What’s more, he even had to accept that his exploits on the field were minimized by the press in an era and a city in which racism abounded. Mitchell, the first black star on the Washington Redskins, tells his story to James Brown in the next edition of 60 MINUTES SPORTS, premiering Tuesday, Jan. 6 at 10 p.m. ET/PT only on SHOWTIME.
The Redskins of the 1940’s, 50’s and 60’s were promoted as the team of the South. Stocked with white players from Southern colleges, the team still had no black players in 1961 when every other team in the NFL had broken the color barrier. The federal government finally forced the team’s owner, George Preston Marshall, to integrate in exchange for the use of a new federally-owned stadium. Marshall traded for Mitchell, who was a star in the Cleveland Browns’ backfield with the great Jim Brown.
Mitchell, a speedy offensive player, walked into a racially-charged situation in the nation’s capital. Mitchell said Marshall warned him not to make waves. “‘You know you’re in a political town and you have to watch your mouth and stay out of trouble,’” Mitchell says Marshall told him. “The typical stuff you said to black guys,” recalls Mitchell.
What he wasn’t so prepared for was what he says the sportswriters told him. Washington was not Cleveland, which in addition to Mitchell and Brown had several black players. “The first thing that happened, and I understood it pretty quickly, was that there was no one in this town used to having a black star,” he tells James Brown. “I actually had reporters telling me, ‘I can’t keep writing about you.’ They just told me right out.”

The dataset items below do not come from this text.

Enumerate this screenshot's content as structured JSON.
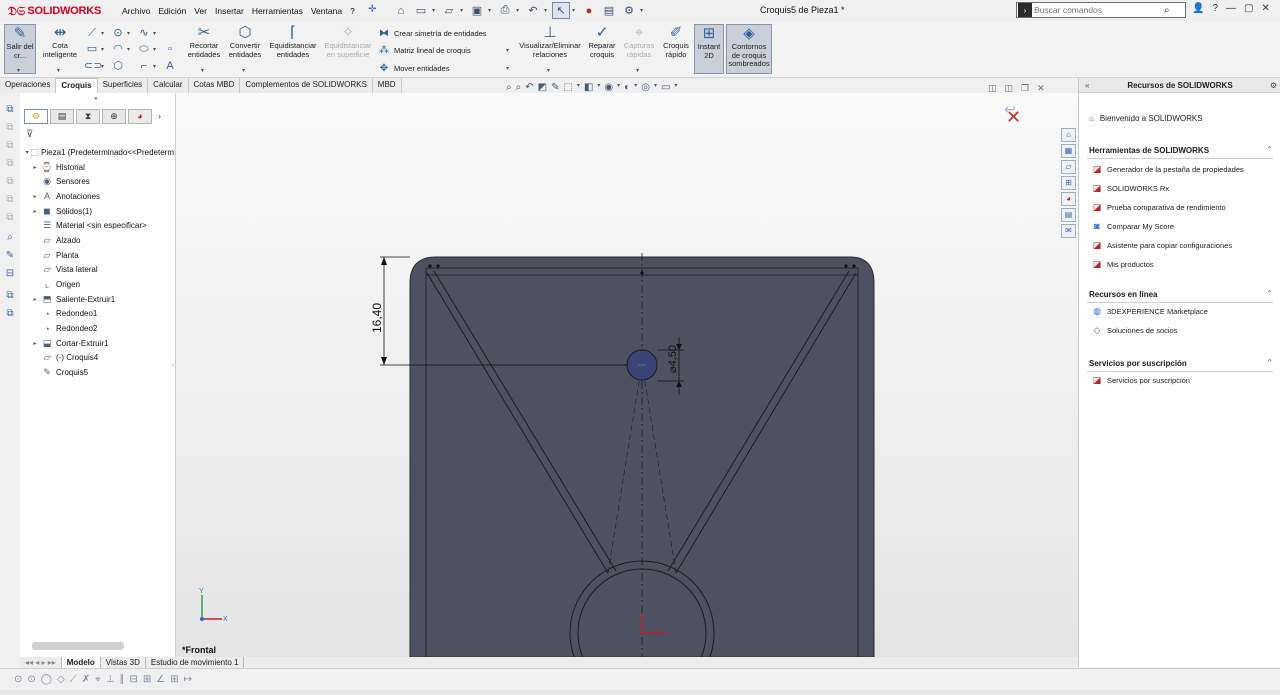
{
  "app": {
    "brand": "SOLIDWORKS",
    "doc_title": "Croquis5 de Pieza1 *"
  },
  "menu": [
    "Archivo",
    "Edición",
    "Ver",
    "Insertar",
    "Herramientas",
    "Ventana",
    "?"
  ],
  "search": {
    "placeholder": "Buscar comandos"
  },
  "command_manager": {
    "exit_sketch": "Salir del cr...",
    "smart_dimension": "Cota inteligente",
    "trim": "Recortar entidades",
    "convert": "Convertir entidades",
    "offset": "Equidistanciar entidades",
    "offset_surface": "Equidistanciar en superficie",
    "mirror": "Crear simetría de entidades",
    "linear_pattern": "Matriz lineal de croquis",
    "move": "Mover entidades",
    "relations": "Visualizar/Eliminar relaciones",
    "repair": "Reparar croquis",
    "quick_snaps": "Capturas rápidas",
    "rapid_sketch": "Croquis rápido",
    "instant2d": "Instant 2D",
    "shaded_contours": "Contornos de croquis sombreados"
  },
  "tabs": [
    "Operaciones",
    "Croquis",
    "Superficies",
    "Calcular",
    "Cotas MBD",
    "Complementos de SOLIDWORKS",
    "MBD"
  ],
  "active_tab": "Croquis",
  "feature_tree": [
    {
      "label": "Pieza1  (Predeterminado<<Predeterm",
      "icon": "part",
      "indent": 0,
      "expander": "-"
    },
    {
      "label": "Historial",
      "icon": "history",
      "indent": 1,
      "expander": "▸"
    },
    {
      "label": "Sensores",
      "icon": "sensor",
      "indent": 1,
      "expander": ""
    },
    {
      "label": "Anotaciones",
      "icon": "annotation",
      "indent": 1,
      "expander": "▸"
    },
    {
      "label": "Sólidos(1)",
      "icon": "solid",
      "indent": 1,
      "expander": "▸"
    },
    {
      "label": "Material <sin especificar>",
      "icon": "material",
      "indent": 1,
      "expander": ""
    },
    {
      "label": "Alzado",
      "icon": "plane",
      "indent": 1,
      "expander": ""
    },
    {
      "label": "Planta",
      "icon": "plane",
      "indent": 1,
      "expander": ""
    },
    {
      "label": "Vista lateral",
      "icon": "plane",
      "indent": 1,
      "expander": ""
    },
    {
      "label": "Origen",
      "icon": "origin",
      "indent": 1,
      "expander": ""
    },
    {
      "label": "Saliente-Extruir1",
      "icon": "extrude",
      "indent": 1,
      "expander": "▸"
    },
    {
      "label": "Redondeo1",
      "icon": "fillet",
      "indent": 1,
      "expander": ""
    },
    {
      "label": "Redondeo2",
      "icon": "fillet",
      "indent": 1,
      "expander": ""
    },
    {
      "label": "Cortar-Extruir1",
      "icon": "cut",
      "indent": 1,
      "expander": "▸"
    },
    {
      "label": "(-) Croquis4",
      "icon": "sketch",
      "indent": 1,
      "expander": ""
    },
    {
      "label": "Croquis5",
      "icon": "sketch-edit",
      "indent": 1,
      "expander": ""
    }
  ],
  "graphics": {
    "view_label": "*Frontal",
    "dim_vertical": "16,40",
    "dim_diameter": "⌀4,50",
    "triad_y": "Y",
    "triad_x": "X"
  },
  "resources": {
    "title": "Recursos de SOLIDWORKS",
    "welcome": "Bienvenido a SOLIDWORKS",
    "sections": [
      {
        "title": "Herramientas de SOLIDWORKS",
        "items": [
          "Generador de la pestaña de propiedades",
          "SOLIDWORKS Rx",
          "Prueba comparativa de rendimiento",
          "Comparar My Score",
          "Asistente para copiar configuraciones",
          "Mis productos"
        ]
      },
      {
        "title": "Recursos en línea",
        "items": [
          "3DEXPERIENCE Marketplace",
          "Soluciones de socios"
        ]
      },
      {
        "title": "Servicios por suscripción",
        "items": [
          "Servicios por suscripción"
        ]
      }
    ]
  },
  "bottom_tabs": [
    "Modelo",
    "Vistas 3D",
    "Estudio de movimiento 1"
  ],
  "colors": {
    "part_fill": "#4e5260",
    "accent": "#2a6ac8",
    "brand_red": "#d6001c"
  }
}
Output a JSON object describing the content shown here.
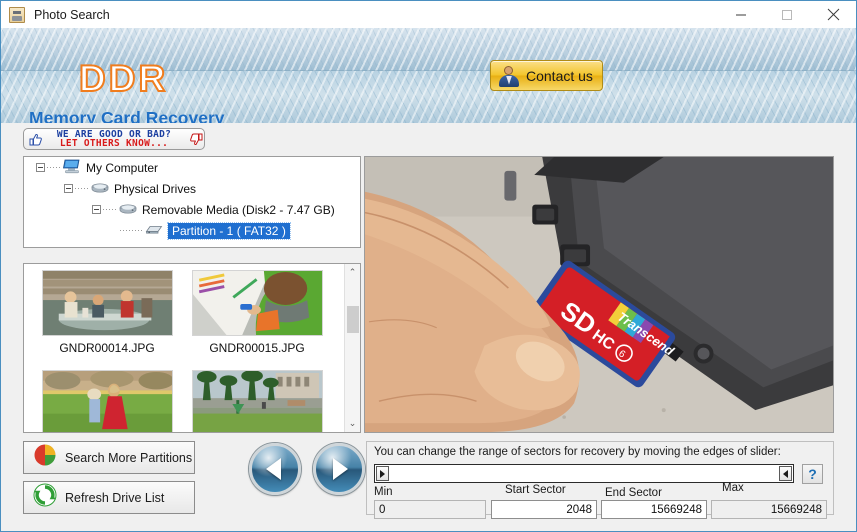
{
  "window": {
    "title": "Photo Search",
    "icon": "photo-search-icon",
    "minimize": "—",
    "maximize": "□",
    "close": "✕"
  },
  "banner": {
    "logo": "DDR",
    "subtitle": "Memory Card Recovery",
    "contact_label": "Contact us"
  },
  "review_badge": {
    "line1": "WE ARE GOOD OR BAD?",
    "line2": "LET OTHERS KNOW...",
    "line1_color": "#1b3fa0",
    "line2_color": "#d81a1a"
  },
  "tree": {
    "nodes": [
      {
        "label": "My Computer",
        "icon": "computer-icon",
        "depth": 0,
        "expanded": true,
        "selected": false
      },
      {
        "label": "Physical Drives",
        "icon": "drive-icon",
        "depth": 1,
        "expanded": true,
        "selected": false
      },
      {
        "label": "Removable Media (Disk2 - 7.47 GB)",
        "icon": "drive-icon",
        "depth": 2,
        "expanded": true,
        "selected": false
      },
      {
        "label": "Partition - 1 ( FAT32 )",
        "icon": "partition-icon",
        "depth": 3,
        "expanded": false,
        "selected": true
      }
    ]
  },
  "thumbnails": {
    "items": [
      {
        "name": "GNDR00014.JPG",
        "art": "picnic"
      },
      {
        "name": "GNDR00015.JPG",
        "art": "child-drawing"
      },
      {
        "name": "",
        "art": "kids-field"
      },
      {
        "name": "",
        "art": "palm-plaza"
      }
    ],
    "scrollbar": {
      "up": "⌃",
      "down": "⌄"
    }
  },
  "actions": {
    "search_more_partitions": "Search More Partitions",
    "refresh_drive_list": "Refresh Drive List",
    "prev": "previous-image",
    "next": "next-image"
  },
  "preview": {
    "description": "memory-card-insert-photo"
  },
  "sectors": {
    "hint": "You can change the range of sectors for recovery by moving the edges of slider:",
    "help": "?",
    "min_label": "Min",
    "min_value": "0",
    "start_label": "Start Sector",
    "start_value": "2048",
    "end_label": "End Sector",
    "end_value": "15669248",
    "max_label": "Max",
    "max_value": "15669248"
  },
  "colors": {
    "accent_blue": "#1f6fc4",
    "logo_orange": "#f07d1e",
    "selection_blue": "#1f6fd0",
    "contact_gold": "#f3c52d"
  }
}
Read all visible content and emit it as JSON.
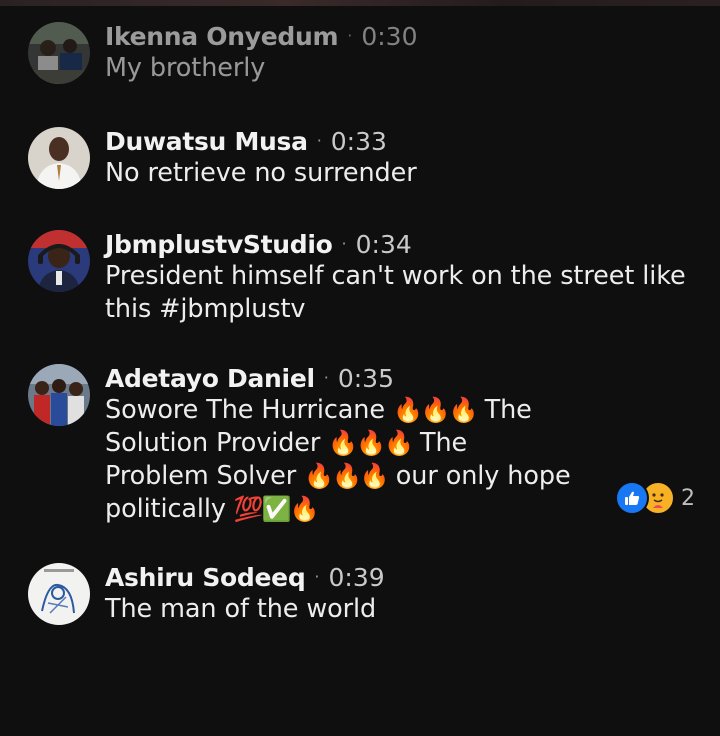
{
  "comments": [
    {
      "author": "Ikenna Onyedum",
      "time": "0:30",
      "text": "My brotherly",
      "avatar_icon": "avatar-photo-group"
    },
    {
      "author": "Duwatsu Musa",
      "time": "0:33",
      "text": "No retrieve no surrender",
      "avatar_icon": "avatar-photo-man-white-shirt"
    },
    {
      "author": "JbmplustvStudio",
      "time": "0:34",
      "text_line1": "President himself can't work on the street like",
      "text_line2": "this #jbmplustv",
      "avatar_icon": "avatar-photo-boy-headset"
    },
    {
      "author": "Adetayo Daniel",
      "time": "0:35",
      "line1_text": "Sowore The Hurricane",
      "line1_end": "The",
      "line2_text": "Solution Provider",
      "line2_end": "The",
      "line3_text": "Problem Solver",
      "line3_end": "our only hope",
      "line4_text": "politically",
      "emoji_fire": "🔥🔥🔥",
      "emoji_fire_single": "🔥",
      "emoji_hundred": "💯",
      "emoji_check": "✅",
      "reactions": {
        "types": [
          "like-icon",
          "care-icon"
        ],
        "count": "2"
      },
      "avatar_icon": "avatar-photo-crowd"
    },
    {
      "author": "Ashiru Sodeeq",
      "time": "0:39",
      "text": "The man of the world",
      "avatar_icon": "avatar-photo-sketch"
    }
  ],
  "separator": "·",
  "colors": {
    "background": "#0f0f10",
    "like_blue": "#1877f2",
    "text": "#ededed"
  }
}
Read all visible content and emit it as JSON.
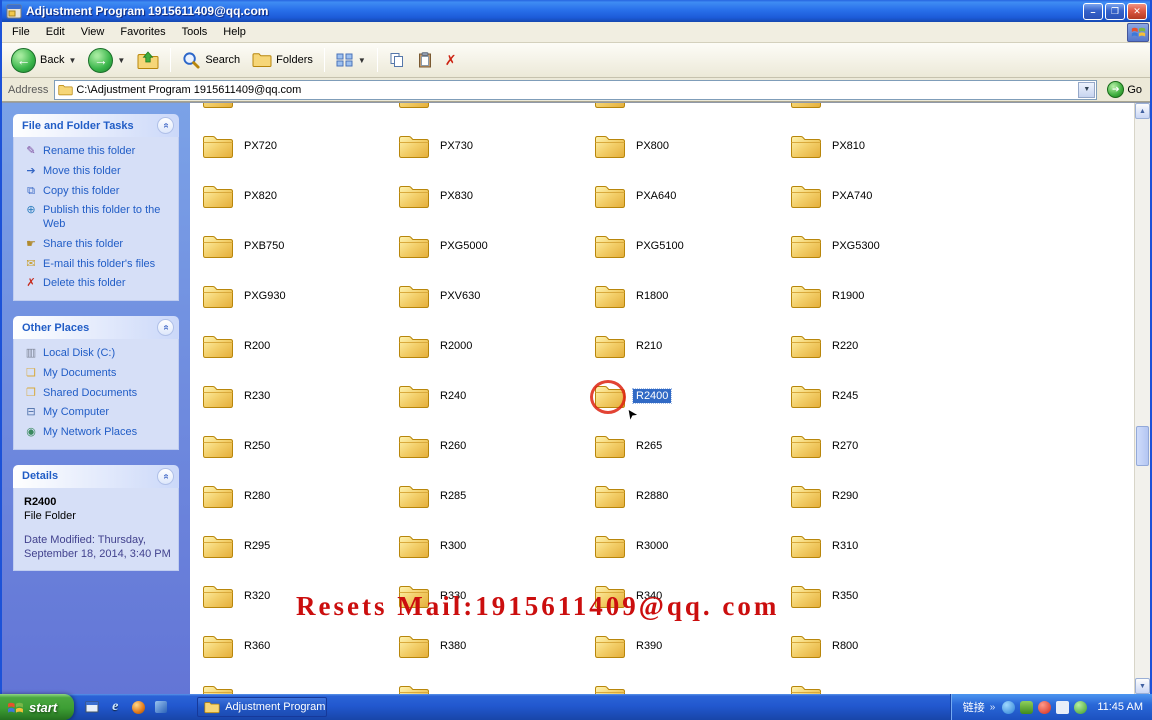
{
  "window": {
    "title": "Adjustment Program 1915611409@qq.com",
    "controls": {
      "minimize": "–",
      "maximize": "❐",
      "close": "✕"
    }
  },
  "menubar": {
    "items": [
      "File",
      "Edit",
      "View",
      "Favorites",
      "Tools",
      "Help"
    ]
  },
  "toolbar": {
    "back": "Back",
    "search": "Search",
    "folders": "Folders"
  },
  "addressbar": {
    "label": "Address",
    "path": "C:\\Adjustment Program 1915611409@qq.com",
    "go": "Go"
  },
  "sidebar": {
    "file_folder_tasks": {
      "title": "File and Folder Tasks",
      "items": [
        {
          "label": "Rename this folder",
          "icon": "rename"
        },
        {
          "label": "Move this folder",
          "icon": "move"
        },
        {
          "label": "Copy this folder",
          "icon": "copy"
        },
        {
          "label": "Publish this folder to the Web",
          "icon": "publish"
        },
        {
          "label": "Share this folder",
          "icon": "share"
        },
        {
          "label": "E-mail this folder's files",
          "icon": "email"
        },
        {
          "label": "Delete this folder",
          "icon": "delete"
        }
      ]
    },
    "other_places": {
      "title": "Other Places",
      "items": [
        {
          "label": "Local Disk (C:)",
          "icon": "disk"
        },
        {
          "label": "My Documents",
          "icon": "mydocs"
        },
        {
          "label": "Shared Documents",
          "icon": "shareddocs"
        },
        {
          "label": "My Computer",
          "icon": "computer"
        },
        {
          "label": "My Network Places",
          "icon": "network"
        }
      ]
    },
    "details": {
      "title": "Details",
      "name": "R2400",
      "type": "File Folder",
      "modified_line1": "Date Modified: Thursday,",
      "modified_line2": "September 18, 2014, 3:40 PM"
    }
  },
  "folders": {
    "items": [
      {
        "name": "",
        "partial": true
      },
      {
        "name": "",
        "partial": true
      },
      {
        "name": "",
        "partial": true
      },
      {
        "name": "",
        "partial": true
      },
      {
        "name": "PX720"
      },
      {
        "name": "PX730"
      },
      {
        "name": "PX800"
      },
      {
        "name": "PX810"
      },
      {
        "name": "PX820"
      },
      {
        "name": "PX830"
      },
      {
        "name": "PXA640"
      },
      {
        "name": "PXA740"
      },
      {
        "name": "PXB750"
      },
      {
        "name": "PXG5000"
      },
      {
        "name": "PXG5100"
      },
      {
        "name": "PXG5300"
      },
      {
        "name": "PXG930"
      },
      {
        "name": "PXV630"
      },
      {
        "name": "R1800"
      },
      {
        "name": "R1900"
      },
      {
        "name": "R200"
      },
      {
        "name": "R2000"
      },
      {
        "name": "R210"
      },
      {
        "name": "R220"
      },
      {
        "name": "R230"
      },
      {
        "name": "R240"
      },
      {
        "name": "R2400",
        "selected": true
      },
      {
        "name": "R245"
      },
      {
        "name": "R250"
      },
      {
        "name": "R260"
      },
      {
        "name": "R265"
      },
      {
        "name": "R270"
      },
      {
        "name": "R280"
      },
      {
        "name": "R285"
      },
      {
        "name": "R2880"
      },
      {
        "name": "R290"
      },
      {
        "name": "R295"
      },
      {
        "name": "R300"
      },
      {
        "name": "R3000"
      },
      {
        "name": "R310"
      },
      {
        "name": "R320"
      },
      {
        "name": "R330"
      },
      {
        "name": "R340"
      },
      {
        "name": "R350"
      },
      {
        "name": "R360"
      },
      {
        "name": "R380"
      },
      {
        "name": "R390"
      },
      {
        "name": "R800"
      },
      {
        "name": "",
        "partial": true
      },
      {
        "name": "",
        "partial": true
      },
      {
        "name": "",
        "partial": true
      },
      {
        "name": "",
        "partial": true
      }
    ]
  },
  "watermark": "Resets Mail:1915611409@qq. com",
  "taskbar": {
    "start": "start",
    "task_button": "Adjustment Program ...",
    "tray_links": "链接",
    "time": "11:45 AM"
  }
}
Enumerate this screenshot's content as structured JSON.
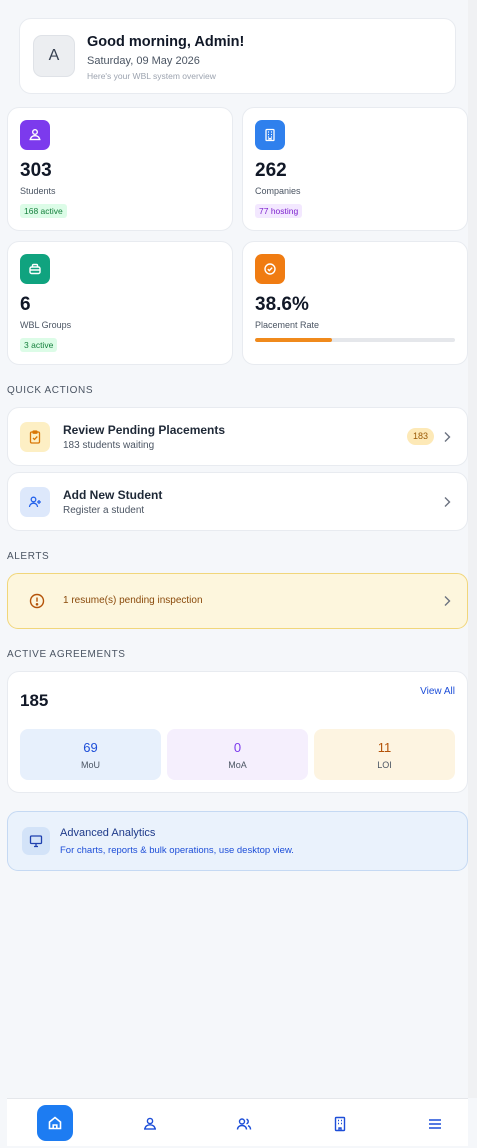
{
  "greeting": {
    "avatar_initial": "A",
    "title": "Good morning, Admin!",
    "date": "Saturday, 09 May 2026",
    "subtitle": "Here's your WBL system overview"
  },
  "stats": [
    {
      "icon": "students-icon",
      "value": "303",
      "label": "Students",
      "badge": "168 active",
      "color": "#7c3aed"
    },
    {
      "icon": "building-icon",
      "value": "262",
      "label": "Companies",
      "badge": "77 hosting",
      "color": "#2563eb"
    },
    {
      "icon": "groups-icon",
      "value": "6",
      "label": "WBL Groups",
      "badge": "3 active",
      "color": "#10a37f"
    },
    {
      "icon": "check-circle-icon",
      "value": "38.6%",
      "label": "Placement Rate",
      "progress": 0.386,
      "color": "#f07c12"
    }
  ],
  "sections": {
    "quick_actions": "QUICK ACTIONS",
    "alerts": "ALERTS",
    "active_agreements": "ACTIVE AGREEMENTS"
  },
  "actions": [
    {
      "title": "Review Pending Placements",
      "subtitle": "183 students waiting",
      "count": "183",
      "icon": "clipboard-check-icon"
    },
    {
      "title": "Add New Student",
      "subtitle": "Register a student",
      "icon": "user-plus-icon"
    }
  ],
  "alert": {
    "text": "1 resume(s) pending inspection",
    "icon": "warning-circle-icon"
  },
  "agreements": {
    "total": "185",
    "view_all": "View All",
    "tiles": [
      {
        "value": "69",
        "label": "MoU",
        "color": "#1d4ed8"
      },
      {
        "value": "0",
        "label": "MoA",
        "color": "#7c3aed"
      },
      {
        "value": "11",
        "label": "LOI",
        "color": "#b45309"
      }
    ]
  },
  "analytics": {
    "title": "Advanced Analytics",
    "subtitle": "For charts, reports & bulk operations, use desktop view."
  },
  "nav": [
    "home-icon",
    "students-icon",
    "users-icon",
    "building-icon",
    "menu-icon"
  ]
}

He suffered many insults throughout his seven years playing in Washington, where he lifted a basement team into respectability with his world-class speed. “He came home and I could see the pain in his eyes. I could feel the pain in his voice,” says his wife Gwen. “And he never, ever screamed or shouted…and I knew it hurt.”
Jim Brown remembers his friend and teammate telling him the racism was hard to deal with. “He had to suffer for being black more, probably, than any person that I know that played football at the time I played,” says the Hall of Famer.
When Mitchell retired in 1968, he had the second most combined yards from scrimmage in NFL history but wasn’t inducted into the Pro Football Hall of Fame for 10 years. It was another insult. At 79, he’s still healthy and – as James Brown finds out – humble. Standing in his trophy room, James Brown says, “This room suggests a life well-lived.” The former superstar and racial pioneer replies, “Well, that’s the way I feel, been real lucky – a stubborn guy who just hung in there.”